Great read, but September 5, 2008 I saw this book in the bookstore and it sounded very interesting so I got it out of the library. I wasn't disappointed. It was very easy to read and flowed nicely. Very interesting and quirky characters which I liked. Rosie the elephant was a great character. I agree with one of the other reviewers who compared the book to Sophies Choice. I thought the same thing when we meet the ringmaster. I really enjoyed the book but I was disappointed that there were a couple of parts that were unnecessarily crude (as opposed to necessarily crude?). It's like the female writer of the book had to prove that she could be as crude as any man. Other than that, it was one of my favourite books this year.
One of the Best Books I Read This Year September 4, 2008 1 out of 1 found this review helpful
An amazing journey filled with brutality, compassion, and love against the crazy backdrop of the circus life. Beautifully written. You will not be able to resist falling in love with Rosie.
Water for Elephants September 4, 2008 I am truly enjoying the story and the characters. There are certain parts of the book I felt the author could have left out and really added no benefit to the story. The sexual content of them was too much for me. But all in all worth the read.

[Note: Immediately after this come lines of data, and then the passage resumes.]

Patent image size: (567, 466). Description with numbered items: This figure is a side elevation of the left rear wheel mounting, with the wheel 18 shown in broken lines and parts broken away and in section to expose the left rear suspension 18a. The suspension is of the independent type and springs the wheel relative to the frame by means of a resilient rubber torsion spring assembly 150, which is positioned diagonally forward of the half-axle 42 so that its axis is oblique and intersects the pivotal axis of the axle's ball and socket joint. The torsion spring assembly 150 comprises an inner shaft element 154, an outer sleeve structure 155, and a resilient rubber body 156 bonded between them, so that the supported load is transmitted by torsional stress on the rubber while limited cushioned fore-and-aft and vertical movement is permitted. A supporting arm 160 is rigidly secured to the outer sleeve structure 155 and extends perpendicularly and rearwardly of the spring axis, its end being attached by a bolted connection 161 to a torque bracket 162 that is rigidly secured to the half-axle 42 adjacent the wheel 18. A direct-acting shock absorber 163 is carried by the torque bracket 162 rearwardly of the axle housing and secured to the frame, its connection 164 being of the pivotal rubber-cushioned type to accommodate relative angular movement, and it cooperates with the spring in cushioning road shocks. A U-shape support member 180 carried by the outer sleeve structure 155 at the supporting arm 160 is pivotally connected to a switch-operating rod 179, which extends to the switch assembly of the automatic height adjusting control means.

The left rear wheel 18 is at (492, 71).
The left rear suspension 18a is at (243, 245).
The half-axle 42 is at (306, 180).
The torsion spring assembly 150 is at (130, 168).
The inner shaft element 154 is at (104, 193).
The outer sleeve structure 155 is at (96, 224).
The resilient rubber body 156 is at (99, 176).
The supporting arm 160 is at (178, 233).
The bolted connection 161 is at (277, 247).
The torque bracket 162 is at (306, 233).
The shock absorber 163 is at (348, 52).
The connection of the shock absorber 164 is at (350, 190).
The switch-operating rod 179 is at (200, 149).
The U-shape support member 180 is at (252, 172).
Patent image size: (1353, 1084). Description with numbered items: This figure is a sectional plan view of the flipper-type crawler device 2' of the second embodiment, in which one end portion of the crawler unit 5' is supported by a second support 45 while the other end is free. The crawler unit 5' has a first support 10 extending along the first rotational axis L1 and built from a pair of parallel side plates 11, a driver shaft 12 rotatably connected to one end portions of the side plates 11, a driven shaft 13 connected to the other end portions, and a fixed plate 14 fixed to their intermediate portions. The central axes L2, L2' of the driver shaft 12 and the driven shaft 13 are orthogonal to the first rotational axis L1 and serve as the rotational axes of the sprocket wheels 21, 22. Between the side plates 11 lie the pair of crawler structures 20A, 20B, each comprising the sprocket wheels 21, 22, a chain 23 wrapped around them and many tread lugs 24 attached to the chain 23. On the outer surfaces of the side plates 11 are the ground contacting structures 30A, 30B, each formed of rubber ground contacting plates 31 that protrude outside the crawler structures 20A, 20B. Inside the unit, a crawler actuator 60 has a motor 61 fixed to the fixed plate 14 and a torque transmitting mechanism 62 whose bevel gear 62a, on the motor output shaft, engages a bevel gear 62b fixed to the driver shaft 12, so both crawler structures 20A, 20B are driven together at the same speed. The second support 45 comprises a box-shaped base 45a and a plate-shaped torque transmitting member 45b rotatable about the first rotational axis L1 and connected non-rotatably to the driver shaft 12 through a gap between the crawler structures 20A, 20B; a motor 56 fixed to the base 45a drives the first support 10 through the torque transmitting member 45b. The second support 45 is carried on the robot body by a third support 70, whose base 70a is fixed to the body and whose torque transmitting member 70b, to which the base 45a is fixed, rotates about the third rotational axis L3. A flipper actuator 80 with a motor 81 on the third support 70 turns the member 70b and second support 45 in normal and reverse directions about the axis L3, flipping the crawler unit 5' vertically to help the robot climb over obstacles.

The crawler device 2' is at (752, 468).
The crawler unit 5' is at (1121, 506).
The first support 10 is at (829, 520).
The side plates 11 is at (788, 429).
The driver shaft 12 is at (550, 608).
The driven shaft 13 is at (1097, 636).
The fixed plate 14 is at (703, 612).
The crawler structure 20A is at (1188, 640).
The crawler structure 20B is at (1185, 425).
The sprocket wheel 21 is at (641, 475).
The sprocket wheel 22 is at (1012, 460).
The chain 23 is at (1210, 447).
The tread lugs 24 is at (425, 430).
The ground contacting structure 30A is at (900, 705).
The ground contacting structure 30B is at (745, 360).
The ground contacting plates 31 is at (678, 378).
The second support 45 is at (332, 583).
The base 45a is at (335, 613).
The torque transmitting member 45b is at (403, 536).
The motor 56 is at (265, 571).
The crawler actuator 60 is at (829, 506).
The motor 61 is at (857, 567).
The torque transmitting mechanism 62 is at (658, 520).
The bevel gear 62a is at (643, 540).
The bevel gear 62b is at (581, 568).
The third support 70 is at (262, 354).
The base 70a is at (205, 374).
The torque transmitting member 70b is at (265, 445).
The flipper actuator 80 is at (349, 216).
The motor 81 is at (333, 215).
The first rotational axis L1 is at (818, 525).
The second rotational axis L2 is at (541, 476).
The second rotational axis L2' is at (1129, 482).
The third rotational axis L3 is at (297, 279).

Awesome! September 3, 2008 2 out of 2 found this review helpful
I thoroughly enjoyed every page of this book. Gruen's research of circus' and the Great Depression were amazing. I highly recommend this book to any animal lover out there.
I couldn't put this down! September 3, 2008 2 out of 3 found this review helpful
This is a wonderful book. Pure entertainment. This will leave you with a soft spot for the circus, for trains and for vaudville. We vacationed with a group of friends recently and passed this one around; five of us managed to read it in the eight day vacation....it's that good!